Stata is perfect for “rectangular” data, when the dataset fits nicely inside a rectangle of observations (rows) and variables (colums) and when the conceptual difference between rows and columns is clear — this is what a dataset will have to look like just before running a regression. But things can get complicated when the raw dataset I need to manipulate is not already “rectangular”: this may include network data and multilevel data — even when the ultimate goal is to turn these messy-looking data, sometimes originating from multiple sources, into a nice rectangular dataset that can be analyzed with a simple linear model… Sure, Stata has a few powerful built-in commands (although I’d be embarrassed to say how many times I had to recheck the proper syntax for “reshape” in the Stata help). But sometimes egen, merge, expand, collapse and reshape won’t do the trick… and I find myself sorting, looping, using, saving and merging until I realize (too late of course!) that Stata can be a horrible, horrible tool when it comes to manipulating datasets that are not already rectangular. R on the other hand has two features that make it a great tool for data management:

  1. R can have multiple objects loaded in memory at the same time. Stata on the other hand can only work on one dataset at a time — which is not just inefficient (you always need to write the data into temporary files and read a new file to switch from one dataset to another), it can also  unnecessarily add lines to the code and create confusion.

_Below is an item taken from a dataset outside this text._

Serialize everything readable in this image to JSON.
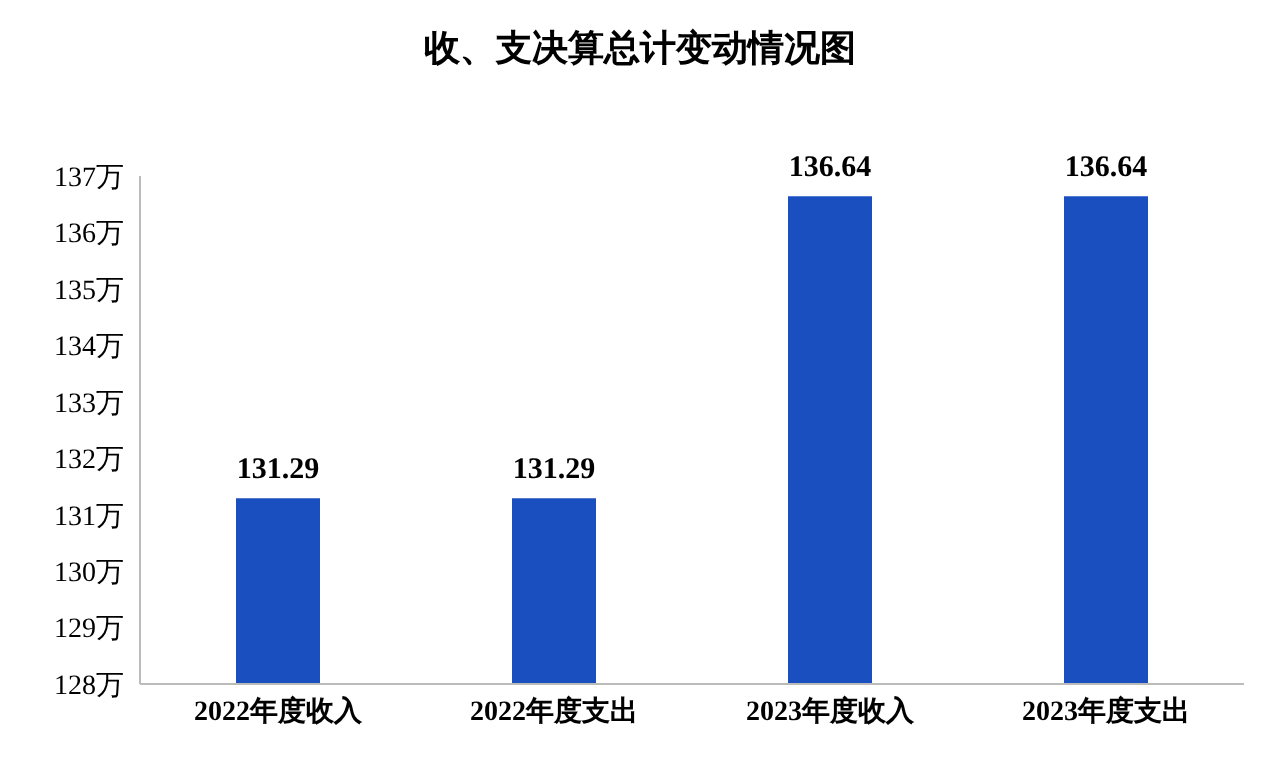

  2. R can easily handle multiple types of objects: vectors, matrices, arrays, data frames (i.e. datasets), lists, functions… Stata on the other hand is mostly designed to work on datasets: most commands take variables or variable lists as input; and when Stata tries to handle other types of objects (matrices, scalars, macros, ado files…), Stata uses distinct commands each with a different syntax (e.g. “matrix define”, “scalar”, “local”, “global”, “program define” instead of “generate”…) and sometimes a completely different language (Mata for matrix operations — which I have never had the patience to learn). R on the other hand handles these objects in a simple and consistent manner (for example it uses the same assignment operator “<-” for a matrix, a vector, an array, a list or a function…) and can extract elements which are seamlessly “converted” into other object types (e.g. a column of a matrix, or coefficients/standard errors from a model are by definition vectors, which can be treated as such and added as variables in a data frame, without even using any special command à la “svmat”).